Francis’ passionate defence of justice in the public square was undermined by the absence of justice inside the Church’s own walls. Nowhere was this more painful than the case of Father Marko Rupnik, a once-celebrated Jesuit artist accused of sexual and spiritual abuse against adult women. In 2020, Rupnik was excommunicated for the canonical crime of absolving a sexual partner in confession - one of the most serious offenses in Church law. Yet the excommunication was swiftly and quietly lifted by Pope Francis after Rupnik reportedly expressed repentance. No explanations, no transparency, just silence.
These allegations remained hidden until late 2022 and it wasn’t until October 2023, under immense public pressure and renewed scrutiny, that Pope Francis ordered the reopening of the case, lifting the statute of limitations to allow a canonical trial to proceed. Though this was a necessary step, it came far too late, and only after significant damage had already been done to the Church’s credibility.
Francis’ predecessors were not good on this issue either, but simply being better than them does not constitute success or absolve him of any personal moral failings, as his most ardent supporters would have you think. The wider Church still has issues dealing with sexual abuse; we don’t wish to think of our priests as anything other than good and holy men who say mass, baptise us, and hear our sins. Acknowledging the sinfulness of our priests, bishops, and popes is a step in the right direction. In one of his first interviews as pope, when asked “Who is Jorge Mario Bergoglio?” Pope Francis replied: “I am a sinner. This is the most accurate definition. It is not a figure of speech, a literary genre. I am a sinner”. That to me is the defining trait of the Francis pontificate: acknowledging that the Petrine ministry isn’t about reaching a level of unattainable holiness, but a very specific vocation entrusted by Jesus to a man capable of great sin like any of us.
These failings, however, did make it impossibly difficult to take serious his criticisms of the rigidity of traditionally minded Catholics, who became a frequent punching bag during the Francis pontificate. I consider myself ‘tradjacent’ - someone who loves the Traditional Latin Mass, but is also uncomfortable with polemics and finds much of the trad community insular. I certainly agree that there is an element of performative piety and far to great an obsession with aesthetics or the idea of what a Catholic should be among the trads. Francis was right to bring attention to this, but his criticisms ignored that there are plenty of people who find their sense of accompaniment in the stability and timelessness of the Catholic tradition and liturgy, myself included.

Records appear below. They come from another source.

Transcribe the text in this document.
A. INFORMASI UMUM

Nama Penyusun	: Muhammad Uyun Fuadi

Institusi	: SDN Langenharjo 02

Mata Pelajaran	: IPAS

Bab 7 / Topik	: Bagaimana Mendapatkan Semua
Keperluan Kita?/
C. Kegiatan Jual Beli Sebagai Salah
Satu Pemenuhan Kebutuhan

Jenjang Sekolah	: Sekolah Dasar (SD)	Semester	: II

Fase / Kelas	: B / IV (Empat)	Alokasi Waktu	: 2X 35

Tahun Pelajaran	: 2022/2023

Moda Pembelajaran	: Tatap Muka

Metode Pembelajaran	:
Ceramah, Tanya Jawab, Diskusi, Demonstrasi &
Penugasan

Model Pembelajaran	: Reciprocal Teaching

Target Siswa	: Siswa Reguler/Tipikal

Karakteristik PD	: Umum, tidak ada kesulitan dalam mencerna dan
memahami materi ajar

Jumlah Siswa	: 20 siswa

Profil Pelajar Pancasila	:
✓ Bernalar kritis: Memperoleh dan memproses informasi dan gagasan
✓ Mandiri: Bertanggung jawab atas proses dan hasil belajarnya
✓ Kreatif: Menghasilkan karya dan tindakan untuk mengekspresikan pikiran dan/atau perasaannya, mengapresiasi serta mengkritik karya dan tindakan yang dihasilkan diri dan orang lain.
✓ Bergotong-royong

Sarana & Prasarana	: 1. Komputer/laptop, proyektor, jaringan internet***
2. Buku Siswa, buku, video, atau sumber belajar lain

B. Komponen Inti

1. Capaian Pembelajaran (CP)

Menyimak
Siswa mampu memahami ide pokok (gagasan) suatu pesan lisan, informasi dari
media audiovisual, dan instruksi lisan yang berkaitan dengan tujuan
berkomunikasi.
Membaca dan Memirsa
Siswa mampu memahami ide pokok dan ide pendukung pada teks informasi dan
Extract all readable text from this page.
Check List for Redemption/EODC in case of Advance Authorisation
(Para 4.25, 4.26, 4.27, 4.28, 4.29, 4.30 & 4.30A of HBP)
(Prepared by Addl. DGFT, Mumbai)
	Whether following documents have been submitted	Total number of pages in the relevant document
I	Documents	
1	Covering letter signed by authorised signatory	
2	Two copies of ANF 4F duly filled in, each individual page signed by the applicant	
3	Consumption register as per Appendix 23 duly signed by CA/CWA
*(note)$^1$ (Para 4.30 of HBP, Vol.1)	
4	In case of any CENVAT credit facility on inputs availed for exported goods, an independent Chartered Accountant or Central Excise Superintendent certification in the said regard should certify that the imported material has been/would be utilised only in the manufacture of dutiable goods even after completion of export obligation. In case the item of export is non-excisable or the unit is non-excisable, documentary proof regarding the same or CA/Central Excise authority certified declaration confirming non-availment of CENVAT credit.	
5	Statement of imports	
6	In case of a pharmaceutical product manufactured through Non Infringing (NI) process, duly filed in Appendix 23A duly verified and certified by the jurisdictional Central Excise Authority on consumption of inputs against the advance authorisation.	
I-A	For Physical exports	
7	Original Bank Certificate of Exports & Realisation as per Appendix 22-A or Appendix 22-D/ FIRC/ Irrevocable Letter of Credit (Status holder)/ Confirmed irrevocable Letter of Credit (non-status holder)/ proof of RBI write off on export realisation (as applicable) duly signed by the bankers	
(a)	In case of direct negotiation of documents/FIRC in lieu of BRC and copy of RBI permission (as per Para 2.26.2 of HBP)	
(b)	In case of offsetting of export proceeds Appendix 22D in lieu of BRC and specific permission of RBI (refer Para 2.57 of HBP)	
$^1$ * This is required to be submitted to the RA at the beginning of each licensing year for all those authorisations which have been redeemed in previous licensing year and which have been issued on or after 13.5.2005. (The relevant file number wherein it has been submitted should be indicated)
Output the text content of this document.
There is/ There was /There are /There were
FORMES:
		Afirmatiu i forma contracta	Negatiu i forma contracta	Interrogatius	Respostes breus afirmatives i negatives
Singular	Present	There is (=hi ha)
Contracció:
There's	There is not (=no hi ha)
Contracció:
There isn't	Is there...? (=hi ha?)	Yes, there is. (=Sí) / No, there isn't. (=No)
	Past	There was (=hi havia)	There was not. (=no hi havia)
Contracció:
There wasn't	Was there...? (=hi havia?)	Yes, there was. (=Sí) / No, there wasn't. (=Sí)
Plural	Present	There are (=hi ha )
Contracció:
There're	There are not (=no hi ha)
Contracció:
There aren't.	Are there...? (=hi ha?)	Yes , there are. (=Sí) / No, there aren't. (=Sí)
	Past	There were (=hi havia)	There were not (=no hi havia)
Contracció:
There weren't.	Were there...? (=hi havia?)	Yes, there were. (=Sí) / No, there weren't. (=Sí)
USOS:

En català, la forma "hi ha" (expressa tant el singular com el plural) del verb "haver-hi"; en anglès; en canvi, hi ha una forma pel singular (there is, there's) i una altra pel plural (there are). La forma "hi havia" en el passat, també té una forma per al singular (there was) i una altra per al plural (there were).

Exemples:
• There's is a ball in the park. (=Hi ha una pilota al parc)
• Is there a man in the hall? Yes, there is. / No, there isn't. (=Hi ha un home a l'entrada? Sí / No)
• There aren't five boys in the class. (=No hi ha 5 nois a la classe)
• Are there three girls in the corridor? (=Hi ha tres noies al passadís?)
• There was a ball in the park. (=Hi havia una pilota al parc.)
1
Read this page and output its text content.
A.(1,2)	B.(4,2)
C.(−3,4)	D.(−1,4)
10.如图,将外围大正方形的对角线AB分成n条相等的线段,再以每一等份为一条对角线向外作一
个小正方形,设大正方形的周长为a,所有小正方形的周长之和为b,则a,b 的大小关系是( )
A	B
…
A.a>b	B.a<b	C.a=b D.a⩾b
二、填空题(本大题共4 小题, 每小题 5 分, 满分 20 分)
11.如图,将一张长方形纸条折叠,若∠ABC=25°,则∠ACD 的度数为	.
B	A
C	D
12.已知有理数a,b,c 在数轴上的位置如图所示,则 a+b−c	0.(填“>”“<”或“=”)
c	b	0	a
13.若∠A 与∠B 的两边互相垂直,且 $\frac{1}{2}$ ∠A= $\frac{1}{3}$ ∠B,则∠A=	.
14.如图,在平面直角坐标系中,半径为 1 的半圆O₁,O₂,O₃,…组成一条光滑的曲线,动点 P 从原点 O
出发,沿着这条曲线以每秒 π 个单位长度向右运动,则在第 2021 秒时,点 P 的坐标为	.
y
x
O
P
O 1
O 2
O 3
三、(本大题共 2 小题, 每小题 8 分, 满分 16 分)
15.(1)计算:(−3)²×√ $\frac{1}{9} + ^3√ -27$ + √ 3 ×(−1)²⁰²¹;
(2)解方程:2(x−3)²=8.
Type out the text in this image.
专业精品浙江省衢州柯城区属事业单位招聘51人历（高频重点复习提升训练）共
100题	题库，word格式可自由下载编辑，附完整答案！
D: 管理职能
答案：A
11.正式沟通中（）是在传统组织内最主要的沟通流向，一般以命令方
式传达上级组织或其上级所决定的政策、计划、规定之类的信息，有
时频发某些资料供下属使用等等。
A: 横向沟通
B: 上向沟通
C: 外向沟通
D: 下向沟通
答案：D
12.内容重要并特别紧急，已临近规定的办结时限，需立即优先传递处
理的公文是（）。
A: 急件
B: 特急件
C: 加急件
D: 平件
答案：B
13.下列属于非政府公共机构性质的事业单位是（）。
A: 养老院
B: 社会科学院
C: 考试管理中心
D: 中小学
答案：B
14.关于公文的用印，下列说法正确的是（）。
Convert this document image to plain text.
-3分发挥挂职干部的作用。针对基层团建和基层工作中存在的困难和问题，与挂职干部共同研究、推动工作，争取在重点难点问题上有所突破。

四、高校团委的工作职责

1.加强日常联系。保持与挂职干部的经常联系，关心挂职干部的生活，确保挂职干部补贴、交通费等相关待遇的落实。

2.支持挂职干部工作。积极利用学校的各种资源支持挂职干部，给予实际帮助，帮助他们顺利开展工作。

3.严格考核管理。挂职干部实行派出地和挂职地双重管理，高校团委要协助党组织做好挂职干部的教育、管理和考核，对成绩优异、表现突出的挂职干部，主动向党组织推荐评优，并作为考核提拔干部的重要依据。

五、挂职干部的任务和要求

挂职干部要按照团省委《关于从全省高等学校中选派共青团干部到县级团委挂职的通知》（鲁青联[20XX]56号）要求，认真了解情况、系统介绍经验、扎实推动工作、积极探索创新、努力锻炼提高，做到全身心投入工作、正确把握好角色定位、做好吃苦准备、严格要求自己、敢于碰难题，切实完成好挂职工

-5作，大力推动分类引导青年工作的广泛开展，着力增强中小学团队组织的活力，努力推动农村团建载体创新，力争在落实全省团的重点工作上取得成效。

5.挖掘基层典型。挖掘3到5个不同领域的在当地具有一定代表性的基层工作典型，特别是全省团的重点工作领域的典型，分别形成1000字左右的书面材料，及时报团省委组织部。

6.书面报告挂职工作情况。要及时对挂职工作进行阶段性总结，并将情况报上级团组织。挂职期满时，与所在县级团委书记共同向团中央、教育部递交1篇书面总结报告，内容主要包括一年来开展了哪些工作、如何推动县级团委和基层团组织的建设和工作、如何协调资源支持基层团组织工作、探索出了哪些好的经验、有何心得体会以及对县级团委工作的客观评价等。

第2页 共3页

These attacks were particularly strange given the emphasis of “synodality”.3 The focus of the last years of the Francis pontificate was consumed by this theme - the idea of “journeying together”, culminating in the Synod on Synodality. In theory, it was meant to foster communion amid disagreement.
The synodal process felt muddled and inaccessible, and poor participation rates outside the professional Catholic class seem to indicate that. As do the plethora of ecclesial documents littered with out of place babbling corporate jargons. The one success from this multi-year ordeal seems to be: we had a lot of disagreements without the threat of a schism. Which makes Francis’ predisposition to antagonise traditional Catholics all the more jarring. How can one champion dialogue and inclusion while saying things like “rigidity is the sign of a bad spirit hiding something” and marginalising those whose fidelity to tradition is not a rejection of the Church?4
Still, synodality at its best, pushes toward a Church that walks with its wounded and holds lofty hopes for all. He was a pope of hope after all. My favourite quote from Francis was "This isn't dogma, just my thought: I like to think of hell as being empty. I hope it is". He had a deep, abiding belief in the mercy of God and a hope for a more peaceful world.
He made unwavering calls for a cease to hostilities in Syria, Ukraine, and Gaza, even in his final hours. He called the arms trade “an industry of death” and emphasised that peace wasn’t a political ideology but a Gospel vision of human dignity and solidarity. His calls always pointed back to the Beatitudes and the promise that the meek, merciful, and peacemakers shall all share in the Kingdom of Heaven.
These appeals to peace and mercy were hallmarks of his papacy, even if they don’t easily resolve the contradictions some of us felt during it. As someone with interests in political models of subsidiarity and distributism, who is passionate about caring for the environment, who attends the traditional liturgy of the Church, and who was a victim of clerical sexual abuse, Pope Francis is a hard one to assess. Such is the nature of a Church two thousand years old, it can take centuries to properly evaluate a papacy. For now, I’d say he did a satisfactory job in a role I’d never wish for myself. Ask me again in fifty years.
Jesus once asked Simon Peter, “Do you love me?” (John 21:15-25) It’s the same question we answer at Baptism and the one Francis answered the day he became pope as well as the day before he died when he renewed his baptismal promise. And this is the image I find myself holding onto: an old man, once a baby, still trying to live out his parents’ wishes for him - to answer that question with a resounding “Yes!”
We do not know the fate of anyone’s soul. But today we pray in the hope that the baby baptised in Buenos Aires is once again in the arms of his parents, surrounded by God’s merciful embrace he spent his lifetime preaching. And if nothing else can be said with certainty, we can at least say: Pope Francis was a beloved child of God who lived a humble Christian life. And that is no small thing.
May he rest in peace.
Not these exact words, but asked for Pope Francis to “pray for us” implying he is in Heaven already.
I am fascinated that those with the strongest opinions on Pope Francis tend to be non-Catholics.
A word that still seems impossible to define, even by the “experts”.
Though in a tiny minority of trad circles there is a rejection of Vatican II and the novus ordo liturgy altogether.